I only talk about what I’ve experienced personally. I’ve been in the position where I was so eager for a new car that I’d have done anything to get it. Now that I’m older, I look back and just shake my head. Buying a GT just for the sake of the market isn’t worth it. They don’t retain their value well and are overpriced when new. If you end up getting bored with it and start looking for something else in a year or two, you could end up losing a lot of money.
A 72-month loan term is really stretching it. You’ll spend around 36 months just breaking even on the car.
Personally, I make payments every two weeks instead of monthly. I also round up my payments to pay a little extra and fit in an additional payment each year. For example, with a $425 monthly payment, I pay $213 every two weeks. That’s 26 $213 payments versus 12 $425 monthly payments.

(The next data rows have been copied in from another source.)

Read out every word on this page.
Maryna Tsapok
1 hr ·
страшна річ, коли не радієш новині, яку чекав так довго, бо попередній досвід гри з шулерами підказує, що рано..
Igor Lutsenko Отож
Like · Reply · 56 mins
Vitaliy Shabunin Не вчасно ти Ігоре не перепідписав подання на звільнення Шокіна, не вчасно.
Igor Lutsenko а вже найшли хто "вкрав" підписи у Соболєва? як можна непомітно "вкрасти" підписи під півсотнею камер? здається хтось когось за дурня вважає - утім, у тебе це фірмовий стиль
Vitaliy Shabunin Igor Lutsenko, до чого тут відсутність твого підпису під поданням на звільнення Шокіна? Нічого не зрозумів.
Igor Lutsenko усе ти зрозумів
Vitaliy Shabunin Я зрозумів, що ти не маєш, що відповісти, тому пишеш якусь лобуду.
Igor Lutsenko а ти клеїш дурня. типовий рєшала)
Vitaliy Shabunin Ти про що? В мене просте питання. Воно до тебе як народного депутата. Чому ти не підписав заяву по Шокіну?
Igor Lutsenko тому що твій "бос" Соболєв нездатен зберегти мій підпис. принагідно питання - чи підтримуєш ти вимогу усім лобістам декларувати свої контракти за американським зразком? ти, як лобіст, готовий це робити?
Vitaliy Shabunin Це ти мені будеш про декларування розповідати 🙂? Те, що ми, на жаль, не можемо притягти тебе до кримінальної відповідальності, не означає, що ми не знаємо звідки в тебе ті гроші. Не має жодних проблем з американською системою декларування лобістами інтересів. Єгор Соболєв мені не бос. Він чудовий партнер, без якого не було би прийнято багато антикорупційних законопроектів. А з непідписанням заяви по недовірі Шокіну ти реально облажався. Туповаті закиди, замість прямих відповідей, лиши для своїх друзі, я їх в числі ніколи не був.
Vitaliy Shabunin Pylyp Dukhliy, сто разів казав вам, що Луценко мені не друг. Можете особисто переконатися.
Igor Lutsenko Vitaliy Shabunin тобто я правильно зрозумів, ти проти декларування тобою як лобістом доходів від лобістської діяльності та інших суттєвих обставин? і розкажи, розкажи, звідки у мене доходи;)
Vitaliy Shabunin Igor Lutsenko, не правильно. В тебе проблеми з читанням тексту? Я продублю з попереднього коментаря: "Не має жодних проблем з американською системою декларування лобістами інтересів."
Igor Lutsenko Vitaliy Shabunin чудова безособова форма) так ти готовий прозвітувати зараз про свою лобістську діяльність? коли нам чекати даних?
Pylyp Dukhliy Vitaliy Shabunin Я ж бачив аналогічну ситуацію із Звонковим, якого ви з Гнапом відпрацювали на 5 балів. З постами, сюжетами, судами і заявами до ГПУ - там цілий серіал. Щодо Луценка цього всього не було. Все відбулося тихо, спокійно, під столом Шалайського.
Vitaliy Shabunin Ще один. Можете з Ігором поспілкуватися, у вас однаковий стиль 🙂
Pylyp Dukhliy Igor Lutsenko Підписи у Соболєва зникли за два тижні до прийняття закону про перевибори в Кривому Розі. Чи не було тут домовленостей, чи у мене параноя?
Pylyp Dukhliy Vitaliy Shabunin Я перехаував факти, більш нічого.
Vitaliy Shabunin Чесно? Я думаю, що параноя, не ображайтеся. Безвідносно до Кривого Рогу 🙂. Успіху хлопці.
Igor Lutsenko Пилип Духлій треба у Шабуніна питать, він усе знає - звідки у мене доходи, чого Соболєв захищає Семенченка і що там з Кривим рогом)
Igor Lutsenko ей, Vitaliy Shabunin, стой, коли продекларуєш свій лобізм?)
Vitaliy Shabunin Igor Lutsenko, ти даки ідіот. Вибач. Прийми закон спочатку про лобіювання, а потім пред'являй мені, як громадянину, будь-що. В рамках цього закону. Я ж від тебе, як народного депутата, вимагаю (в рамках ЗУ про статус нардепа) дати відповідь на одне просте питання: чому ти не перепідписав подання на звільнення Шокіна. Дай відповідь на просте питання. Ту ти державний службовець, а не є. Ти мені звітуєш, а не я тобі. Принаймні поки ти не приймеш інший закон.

I round that $213 up to $300, which usually lets me pay off the vehicle 18-24 months earlier than planned or build up extra equity. The quicker you can reduce your loan balance, the better.
Wow, I hadn’t thought about making payments every two weeks instead of monthly. What are the actual benefits of doing that? Does it help reduce the interest you pay over time?
Actually, you are paying off the loan early by making biweekly payments. Even if you only make 26 half-payments a year, that’s equivalent to an extra full payment annually (26 x 0.5 = 13 payments compared to the usual 12). Over about 5 years, this can help you pay off your car 5 months earlier.
I personally pay off my car sooner by increasing my biweekly payments. Most reputable institutions don’t mind if you make extra payments.